Czy ktoś z Was oglądał zarówno pilot serialu jak i E01. Ta sama fabuła jednak różne tempo akcji + drobne zmiany. Mnie zdecydowanie bardziej podobał się pilot! Jeszcze lepszy montaż!
Ja też uważam, że pilot był lepszy. Przede wszystkim lepiej rozwiązana historia z taksówkarzem: Sherlock pod wpływem podanego narkotyku nie miał szans obronić się przed nim, musiał wybrać tabletkę. W e01 mógł właściwie odejść zabierając ją ze sobą w celu przebadania jej później pod względem zawartości. No i strzał Johna podany jak na tacy - nieee.

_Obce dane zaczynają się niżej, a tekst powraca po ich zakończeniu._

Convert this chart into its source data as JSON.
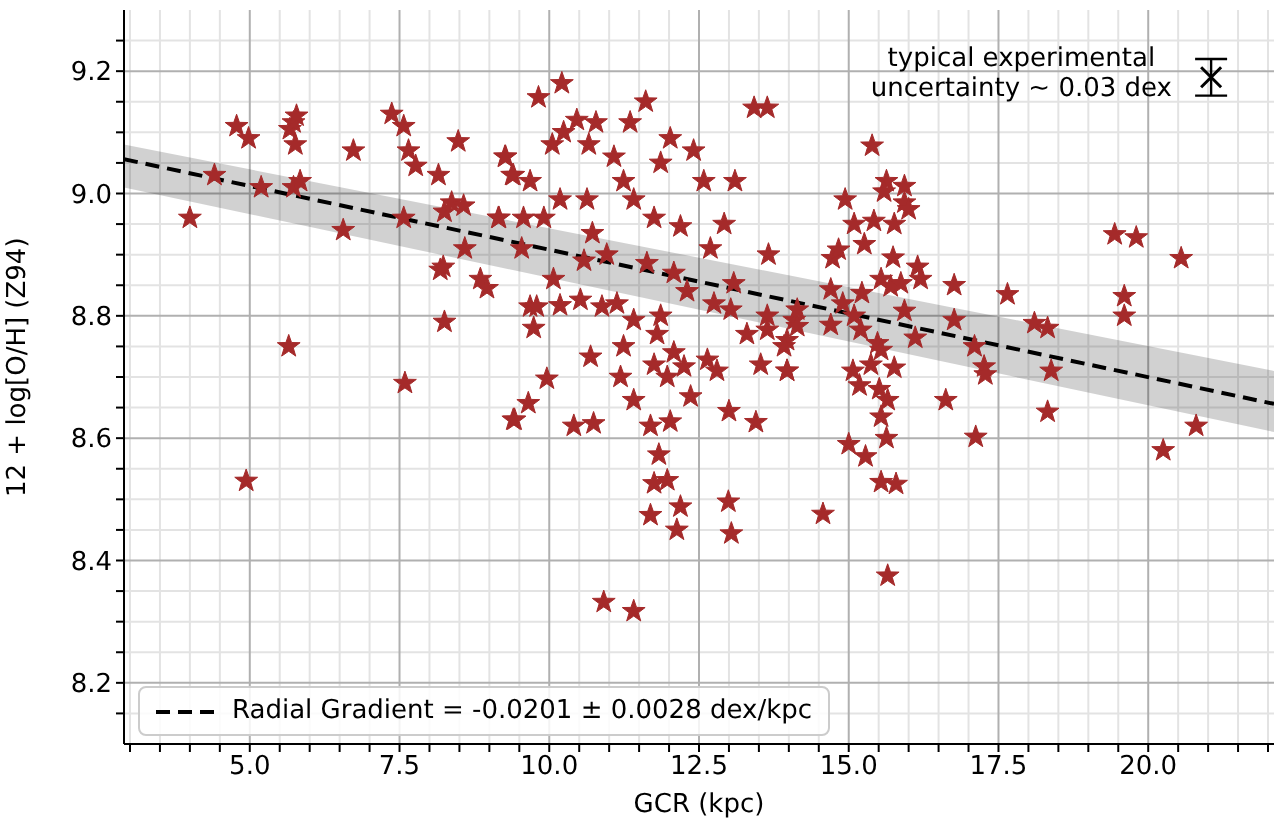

Pilot był ok, ale według mnie jednak pełna wersja tego odcinka była lepsza. Po pierwsze ze względu na muzykę, tempo i dynamikę tego odcinka, jest pod tym względem bardziej dopracowany. Dialogi postaci również wydają się być ciekawsze. Po drugie w pilocie nie ma postaci Mycrofta, nad czym ubolewam, do tego nie ma pokazanej pełnej analizy śmierci amerykanki co było ciekawe i zabawne jak Anderson uznał,że ona musi być niemką przez wydrapany napis ;) poza tym rozwiązanie odcinka jest lepsze, Sherlock sam z własnej woli idzie z zabójcą..jego osobowość wydaje sie jeszcze ciekawsza.
"01" moim zdaniem lepszy - bardziej dopracowany, bardziej złożony, Mycroft i aluzja do Moriarty'ego pod koniec, wyjaśniająca motywy taksiarza.
Technicznie 01 o niebo lepszy, fabuła rozbudowana. Chociaż mnie osobiście w pilocie urzekła scena w restauracji (chyba jedyna skrócona w The Study In Pink).